Камал отстранился, на мгновение прикрыл глаза и быстро раздел ее, но при виде девушки, обнаженной, трепещущей, с тяжело вздымающейся грудью, едва не лишился рассудка. Он осторожно уложил ее на спину, но она, отказываясь отпустить его, выгнулась и, обхватив руками его шею, потянула к себе.

— Еще минуту, любимая.

— Я не вынесу, — пробормотала она, уткнувшись лицом ему в плечо. — Пожалуйста…

Он сорвал с себя одежду, но, пока снимал сапоги, немного пришел в себя и лег рядом, не дотрагиваясь до девушки.

— Ты так прекрасна, — прошептал он наконец, лаская полные груди. Под его жадными пальцами бешено колотилось девичье сердце. Камал не хотел торопиться, но понял, что это невозможно. И когда его пальцы скользнули во влажную расселину между бедрами, Арабелла снова вскрикнула и запрокинула голову, словно в беспамятстве. Камал лег на нее. Руки Арабеллы неистово шарили по его плечам, спине, ягодицам, ногти вонзались в кожу, оставляя глубокие царапины. Камал приподнялся на локтях, выгибая спину, так, что отяжелевший, требующий впустить его отросток уперся ей в бедро. Камал выжидал, не входя в нее, наблюдая, как подергиваются пеленой ее глаза.
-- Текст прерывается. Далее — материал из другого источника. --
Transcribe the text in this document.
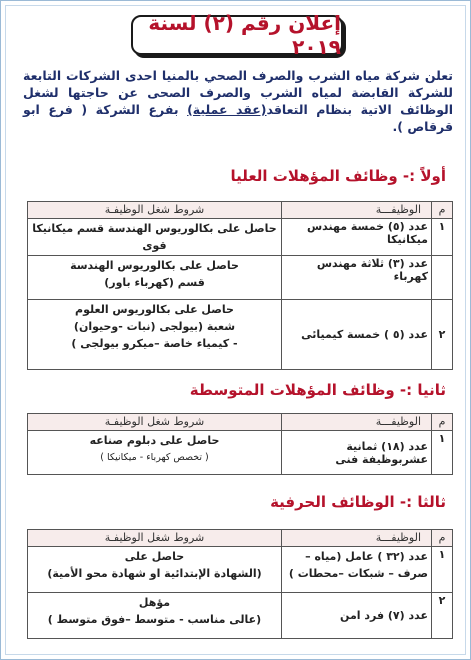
إعلان رقم (٢) لسنة ٢٠١٩
تعلن شركة مياه الشرب والصرف الصحي بالمنيا احدى الشركات التابعة للشركة القابضة لمياه الشرب والصرف الصحى عن حاجتها لشغل الوظائف الاتية بنظام التعاقد(عقد عملية) بفرع الشركة ( فرع ابو قرقاص ).
أولاً :- وظائف المؤهلات العليا
م	الوظيفـــة	شروط شغل الوظيفـة
١	عدد (٥) خمسة مهندس ميكانيكا	حاصل على بكالوريوس الهندسة قسم ميكانيكا قوى

	عدد (٣) ثلاثة مهندس كهرباء	حاصل على بكالوريوس الهندسة
قسم (كهرباء باور)

٢	عدد (٥ ) خمسة كيميائى	حاصل على بكالوريوس العلوم
شعبة (بيولجى (نبات -وحيوان)
- كيمياء خاصة –ميكرو بيولجى )
ثانيا :- وظائف المؤهلات المتوسطة
م	الوظيفـــة	شروط شغل الوظيفـة
١	عدد (١٨) ثمانية عشربوظيفة فنى	حاصل على دبلوم صناعه
( تخصص كهرباء - ميكانيكا )
ثالثا :- الوظائف الحرفية
م	الوظيفـــة	شروط شغل الوظيفـة
١	عدد (٣٢ ) عامل (مياه –صرف – شبكات –محطات )	حاصل على
(الشهادة الإبتدائية او شهادة محو الأمية)

٢	عدد (٧) فرد امن	مؤهل
(عالى مناسب - متوسط –فوق متوسط )
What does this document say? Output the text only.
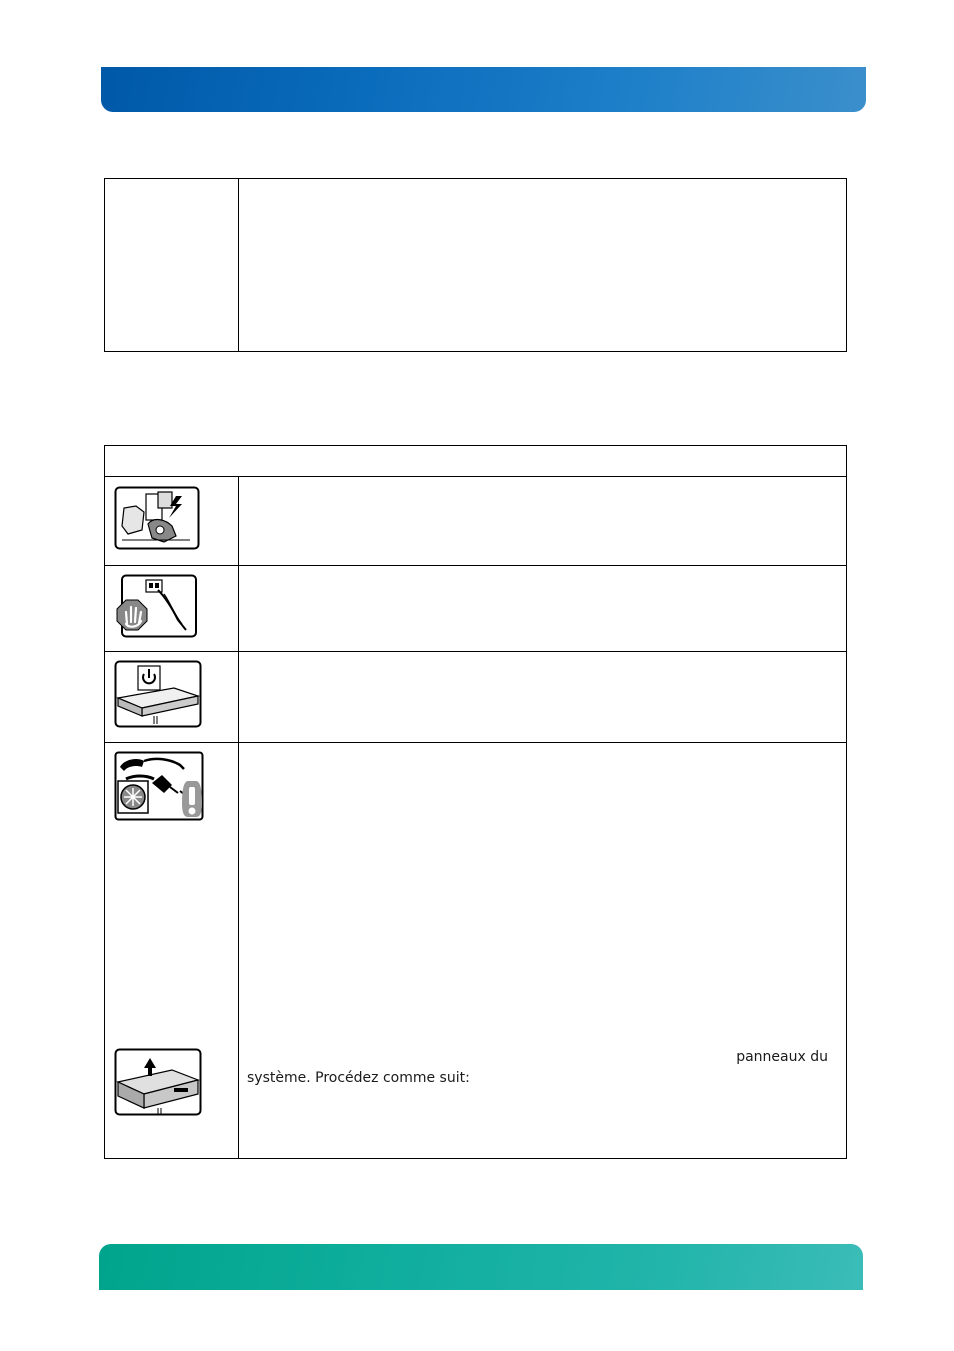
panneaux du
système. Procédez comme suit:
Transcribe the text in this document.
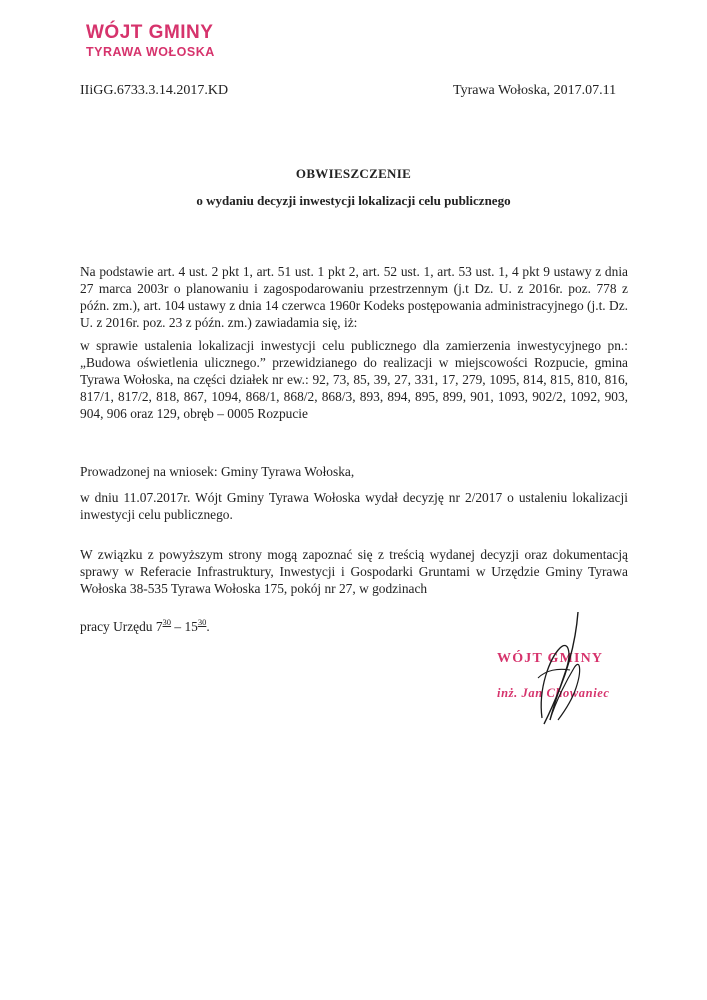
WÓJT GMINY
TYRAWA WOŁOSKA
IIiGG.6733.3.14.2017.KD	Tyrawa Wołoska, 2017.07.11
OBWIESZCZENIE
o wydaniu decyzji inwestycji lokalizacji celu publicznego

Na podstawie art. 4 ust. 2 pkt 1, art. 51 ust. 1 pkt 2, art. 52 ust. 1, art. 53 ust. 1, 4 pkt 9 ustawy z dnia 27 marca 2003r o planowaniu i zagospodarowaniu przestrzennym (j.t Dz. U. z 2016r. poz. 778 z późn. zm.), art. 104 ustawy z dnia 14 czerwca 1960r Kodeks postępowania administracyjnego (j.t. Dz. U. z 2016r. poz. 23 z późn. zm.) zawiadamia się, iż:

w sprawie ustalenia lokalizacji inwestycji celu publicznego dla zamierzenia inwestycyjnego pn.: „Budowa oświetlenia ulicznego.” przewidzianego do realizacji w miejscowości Rozpucie, gmina Tyrawa Wołoska, na części działek nr ew.: 92, 73, 85, 39, 27, 331, 17, 279, 1095, 814, 815, 810, 816, 817/1, 817/2, 818, 867, 1094, 868/1, 868/2, 868/3, 893, 894, 895, 899, 901, 1093, 902/2, 1092, 903, 904, 906 oraz 129, obręb – 0005 Rozpucie

Prowadzonej na wniosek: Gminy Tyrawa Wołoska,

w dniu 11.07.2017r. Wójt Gminy Tyrawa Wołoska wydał decyzję nr 2/2017 o ustaleniu lokalizacji inwestycji celu publicznego.

W związku z powyższym strony mogą zapoznać się z treścią wydanej decyzji oraz dokumentacją sprawy w Referacie Infrastruktury, Inwestycji i Gospodarki Gruntami w Urzędzie Gminy Tyrawa Wołoska 38-535 Tyrawa Wołoska 175, pokój nr 27, w godzinach

pracy Urzędu $7^{30} - 15^{30}$.

WÓJT GMINY
inż. Jan Chowaniec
— Скажи, что хочешь меня, Арабелла, — приказал он.

— Я… хочу…

Но слова застряли в горле, и она с трудом просунула руки между их телами, пытаясь ответить лаской на ласку. Камал отпрянул, встал на колени и начал покусывать и целовать ее живот. Тихие стоны Арабеллы, ее неустанные руки, ерошившие его густые волосы, заставляли его вздрагивать от желания. Камал поднял ее бедра, и к его невыразимой радости, она развела их еще шире, предлагая ему себя. Он продолжал дразнить ее губами и языком, пока не почувствовал, как она сжалась, и только тогда быстро навис над ней, раскрыл нежные лепестки и ворвался в тесное влажное лоно. Он придавил ее к ковру, не обращая внимания на то, что она почти задыхается под его весом; его язык двигался в такт пронзающим выпадам плоти, чередуя наступление с отступлением.

— Обними меня ногами, — повелительно шепнул он. Арабелла повиновалась, вбирая его в себя, и перед глазами Камала все закружилось. Но она билась под ним, охваченная безумной страстью до такой степени, что перестала быть сама собой и словно растворилась в нем, и они вместе полетели к прозрачным голубым высям, к слепящему солнцу. Теперь она кричала все громче, и он прижался к ее губам своими, ловя жалобные, странно возбуждающие звуки, отдаваясь древнему ритму любви. Арабелла встречала каждый толчок, каждый удар с мучительным наслаждением, поглощая Камала, овладевая им. Он скорее ощутил, чем услышал, последний вскрик, судорожную дрожь ее тела и наконец дал волю собственной страсти.

— Это… это словно раскаленная лава, — охнула она, когда он излился в нее.

В этот миг Камал почувствовал, будто душа его отлетела. Он упал на нее, и Арабелла из последних сил прижала его к себе, стараясь слиться с ним воедино. Камал поднял голову и взглянул в ее глаза.

— Ты моя, Арабелла, — жарко шепнул он, — теперь и навсегда. Моя.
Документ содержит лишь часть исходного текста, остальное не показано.